Alma has already decided she won't bring up her dark mood. She doesn't want a reminder about how lucky they all are. Right now, what Alma wants is Band-Aid reassurance, someone reminding her that her fears and doubts are unfounded.

“Have you talked to Richard?” Tera asks when Alma finishes her account.

“He's at a meeting. And I just couldn't concentrate on anything. I had to talk to someone.”
Someone
doesn't sound like an adequate category for her best friend. “I wanted to talk to you.”

“I wish you weren't so far away.” Tera sighs. When they lived in the same town, they met almost every day for a walk and talk. Presence is important to Tera. It's one of her articles of faith: being there. Maybe that's why she has let herself get so large. More of her bearing witness, marching on a picket line, being there.

“Here's what I would do,” Tera says in a voice so strong and sure, Alma feels as if her friend's capacious arms are pouring out of the receiver and wrapping themselves around her. Although they are the same age, Alma often thinks of Tera as older, wiser. “First, you absolutely need to talk to Richard before you get worked up. It sounds to me like this poor, lonely woman got diagnosed with this horrible disease and got piss-poor medical information and counseling and went home and took out her old address book and started calling everyone she even shook hands with or lusted after in high school. Seriously, the health care in this country is just the pits—”

“Like you say, it's probably nothing,” Alma puts in, nipping Tera's rant in the bud.

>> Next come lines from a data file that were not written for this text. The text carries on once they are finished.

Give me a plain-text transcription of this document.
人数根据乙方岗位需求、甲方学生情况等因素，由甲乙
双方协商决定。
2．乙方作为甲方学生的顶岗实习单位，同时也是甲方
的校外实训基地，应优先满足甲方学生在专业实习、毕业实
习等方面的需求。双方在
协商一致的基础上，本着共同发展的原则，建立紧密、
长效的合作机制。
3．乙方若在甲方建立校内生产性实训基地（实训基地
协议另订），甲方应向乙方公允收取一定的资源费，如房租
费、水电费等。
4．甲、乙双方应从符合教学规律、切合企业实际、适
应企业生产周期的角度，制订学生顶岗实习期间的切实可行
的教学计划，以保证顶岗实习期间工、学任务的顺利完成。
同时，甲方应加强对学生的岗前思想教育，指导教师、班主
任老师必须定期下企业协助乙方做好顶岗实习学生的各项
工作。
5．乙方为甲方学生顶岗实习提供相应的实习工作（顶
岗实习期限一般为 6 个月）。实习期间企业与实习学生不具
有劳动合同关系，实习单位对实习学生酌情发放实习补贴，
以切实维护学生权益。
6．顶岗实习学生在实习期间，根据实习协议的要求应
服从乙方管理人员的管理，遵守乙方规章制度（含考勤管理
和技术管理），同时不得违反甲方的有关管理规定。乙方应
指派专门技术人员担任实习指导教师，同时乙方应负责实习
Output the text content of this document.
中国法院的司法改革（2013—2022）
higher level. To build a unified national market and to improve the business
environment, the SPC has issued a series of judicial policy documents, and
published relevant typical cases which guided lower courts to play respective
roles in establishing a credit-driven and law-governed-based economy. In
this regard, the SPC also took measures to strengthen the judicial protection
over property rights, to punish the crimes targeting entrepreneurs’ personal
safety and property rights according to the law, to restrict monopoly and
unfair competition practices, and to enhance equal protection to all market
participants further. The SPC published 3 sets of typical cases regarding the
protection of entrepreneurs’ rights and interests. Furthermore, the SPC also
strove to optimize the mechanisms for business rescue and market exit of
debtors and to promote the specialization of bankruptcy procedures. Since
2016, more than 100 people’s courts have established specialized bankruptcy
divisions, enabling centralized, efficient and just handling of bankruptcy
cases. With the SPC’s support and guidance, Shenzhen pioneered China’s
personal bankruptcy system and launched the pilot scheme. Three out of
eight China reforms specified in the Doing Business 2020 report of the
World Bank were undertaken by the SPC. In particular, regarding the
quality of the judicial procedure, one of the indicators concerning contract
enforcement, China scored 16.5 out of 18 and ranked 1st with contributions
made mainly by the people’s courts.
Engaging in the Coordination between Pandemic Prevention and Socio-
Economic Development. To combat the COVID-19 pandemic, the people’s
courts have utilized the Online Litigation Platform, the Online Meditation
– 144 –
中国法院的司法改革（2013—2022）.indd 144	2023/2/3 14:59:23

If Tera gets started on the Big Issues of the World, Alma's petty problems won't stand a chance. “It's just, oh, you know how down I've been, Tera. And this call just reminds me how everything can come tumbling down.”

“You said it,” Tera agrees. But instead of pursuing any number of corroborating horrors, Tera stays with Alma. Perhaps she senses the des
peration in Alma's voice. “Hang in there. It'll pass, really. And you got me, babe, like the song says. Are you taking your Saint-John's-wort?”

Just the name makes Alma cringe. Unlike Tera, Alma doesn't believe in all those expensive, alternative tins and jars at the co-op. But it's more than that. She doesn't want to take Saint-John's-wort; she doesn't want to be on antidepressants; she has stopped going to Dr. Payne. There has to be a place left in modern life for a crisis of the soul, a dark night that doesn't have a chemical solution.